Timed to coincide with the Cubs series against the Brewers at Miller Park, the festival reflects how the infamous liqueur has taken off beyond the city where it was first introduced by Carl Jeppson in the 1930s. Matthew Roy, the Illinois-born co-organizer of the festival, has noticed the booze catching on gradually at Milwaukee bars over the past decade, but he's seen a noticeable spike in prevalence over the last three years.

“It’s grown a ton,” Roy says.

For Zellermayer and Roy, the festival is just one way to further spread the gospel of Malört.

“It’s probably the most intriguing liquor in the world,” Zellermayer says. “It doesn’t matter if you like it or hate it — you are affected by it.”

But lest the notion of some Milwaukeeans championing Malört leave a bitter taste in the mouths of Chicagoans, be assured that Zellermayer and Roy respect its origins and view the festival as a way to bring people together over the distinctive drink. According to Zellermayer, the festival is partly an effort to smooth over the “animosity” between Chicago and Milwaukee, often duked out in proxy battles between the Cubs and Brewers.

“I wanted to create a space for Brewers fans and Cubs fans to do the one thing we all agree on, which is drinking,” he says.

The festival will feature beers from both Chicago and Milwaukee and Malört-infused slushies representing each city. Chicago hotdogs, that other great gastronomical export from our city, will also be on offer for free.

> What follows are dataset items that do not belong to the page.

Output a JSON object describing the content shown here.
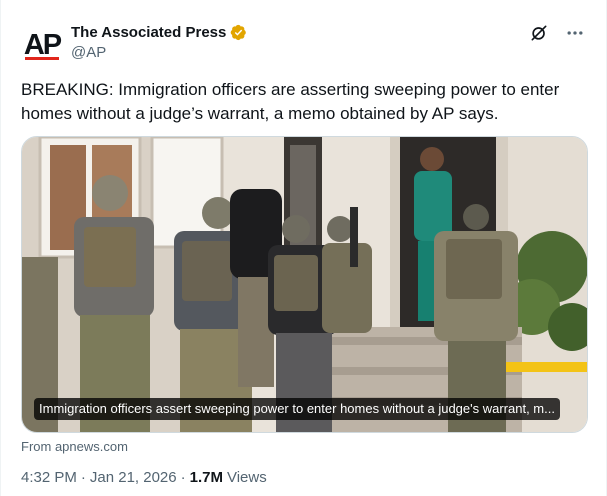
{
  "account": {
    "display_name": "The Associated Press",
    "handle": "@AP",
    "avatar_text": "AP",
    "verified": true,
    "verified_color": "#e2a500"
  },
  "post": {
    "text": "BREAKING: Immigration officers are asserting sweeping power to enter homes without a judge’s warrant, a memo obtained by AP says.",
    "media_caption": "Immigration officers assert sweeping power to enter homes without a judge's warrant, m...",
    "source": "From apnews.com"
  },
  "meta": {
    "time": "4:32 PM",
    "separator": "·",
    "date": "Jan 21, 2026",
    "views_count": "1.7M",
    "views_label": "Views"
  },
  "icons": {
    "grok": "grok-icon",
    "more": "more-icon",
    "verified": "verified-badge-icon"
  },
  "colors": {
    "text": "#0f1419",
    "secondary": "#536471",
    "brand_red": "#e1261c"
  }
}
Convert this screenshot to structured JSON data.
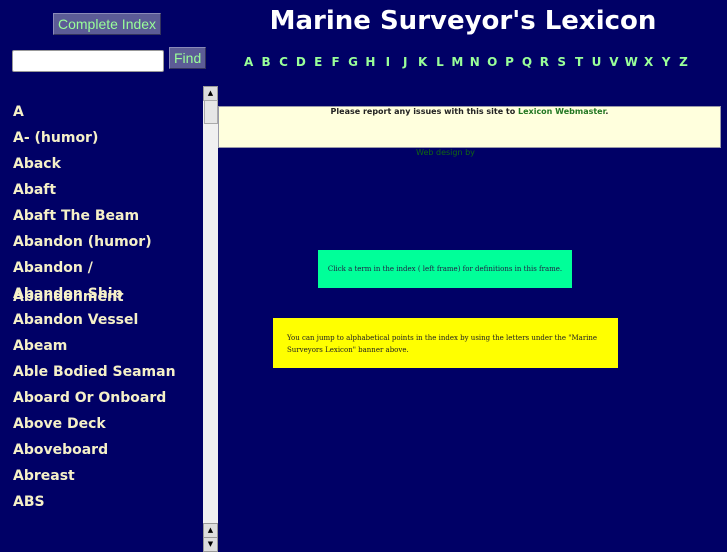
{
  "sidebar": {
    "complete_index_label": "Complete Index",
    "search_value": "",
    "find_label": "Find",
    "items": [
      "A",
      "A- (humor)",
      "Aback",
      "Abaft",
      "Abaft The Beam",
      "Abandon (humor)",
      "Abandon / Abandonment",
      "Abandon Ship",
      "Abandon Vessel",
      "Abeam",
      "Able Bodied Seaman",
      "Aboard Or Onboard",
      "Above Deck",
      "Aboveboard",
      "Abreast",
      "ABS"
    ]
  },
  "header": {
    "title": "Marine Surveyor's Lexicon",
    "letters": [
      "A",
      "B",
      "C",
      "D",
      "E",
      "F",
      "G",
      "H",
      "I",
      "J",
      "K",
      "L",
      "M",
      "N",
      "O",
      "P",
      "Q",
      "R",
      "S",
      "T",
      "U",
      "V",
      "W",
      "X",
      "Y",
      "Z"
    ]
  },
  "main": {
    "notice_text": "Please report any issues with this site to ",
    "notice_link": "Lexicon Webmaster",
    "notice_end": ".",
    "web_design": "Web design by",
    "instruction1": "Click a term in the index ( left frame) for definitions in this frame.",
    "instruction2": "You can jump to alphabetical points in the index by using the letters under the \"Marine Surveyors Lexicon\" banner above."
  },
  "colors": {
    "background": "#000066",
    "link_green": "#99ff99",
    "box1": "#00ff99",
    "box2": "#ffff00",
    "notice_bg": "#ffffdd"
  }
}
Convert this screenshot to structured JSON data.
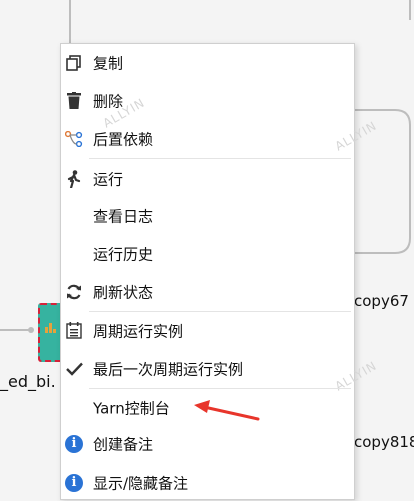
{
  "canvas": {
    "node_labels": [
      "_ed_bi.",
      "copy67",
      "copy818"
    ],
    "watermark": "ALLYIN"
  },
  "menu": {
    "items": [
      {
        "label": "复制",
        "icon": "copy-icon"
      },
      {
        "label": "删除",
        "icon": "trash-icon"
      },
      {
        "label": "后置依赖",
        "icon": "dependency-icon"
      },
      {
        "label": "运行",
        "icon": "run-icon"
      },
      {
        "label": "查看日志",
        "icon": ""
      },
      {
        "label": "运行历史",
        "icon": ""
      },
      {
        "label": "刷新状态",
        "icon": "refresh-icon"
      },
      {
        "label": "周期运行实例",
        "icon": "calendar-list-icon"
      },
      {
        "label": "最后一次周期运行实例",
        "icon": "checkmark-icon"
      },
      {
        "label": "Yarn控制台",
        "icon": ""
      },
      {
        "label": "创建备注",
        "icon": "info-icon"
      },
      {
        "label": "显示/隐藏备注",
        "icon": "info-icon"
      }
    ]
  },
  "colors": {
    "annotation_arrow": "#e8352b",
    "node_teal": "#36b3a0",
    "node_border_red": "#d6223a",
    "info_blue": "#2a73d5"
  }
}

Like our hotdog, New York pizza, or the Philly cheesesteak — regional foodstuffs that have achieved national ubiquity — Zellermyer and Roy see the potential for Malört to spread beyond Chicago, which recently welcomed the booze home from Florida after 30 years.

“It’s so one-of-a-kind,” Roy says. “It’s a bonding thing. It’s the most social-antisocial thing you can do.”

“Social-antisocial” sounds like a fitting enough dichotomy for Chicago, with its brutal climate and tough-talking gregariousness. But will Malört’s increasing popularity elsewhere dilute the drink’s local identity?

I posed the question to Chicago writer Megan Kirby. A friend introduced her to the booze on her birthday, well after she’d moved to the city.

“My first reaction was, ‘Oh, that isn’t so bad,’” she recalls. But, like others blindsided by its layers of severe flavors, she was taken aback by the aftertaste that followed.

Even so, like so many other Chicagoans willing to grimace through its brutally bitter taste, she’s come to love Malört. That it’s not just Chicagoans — or the unfortunate passers-through unwittingly subjected to Malört by locals — who are now getting in on the fun doesn’t detract from that.

“It’s more than a pride thing: I like the whole ritual and experience, and it feels so Chicago,” she says. “Everyone should be able to take this awful shot.”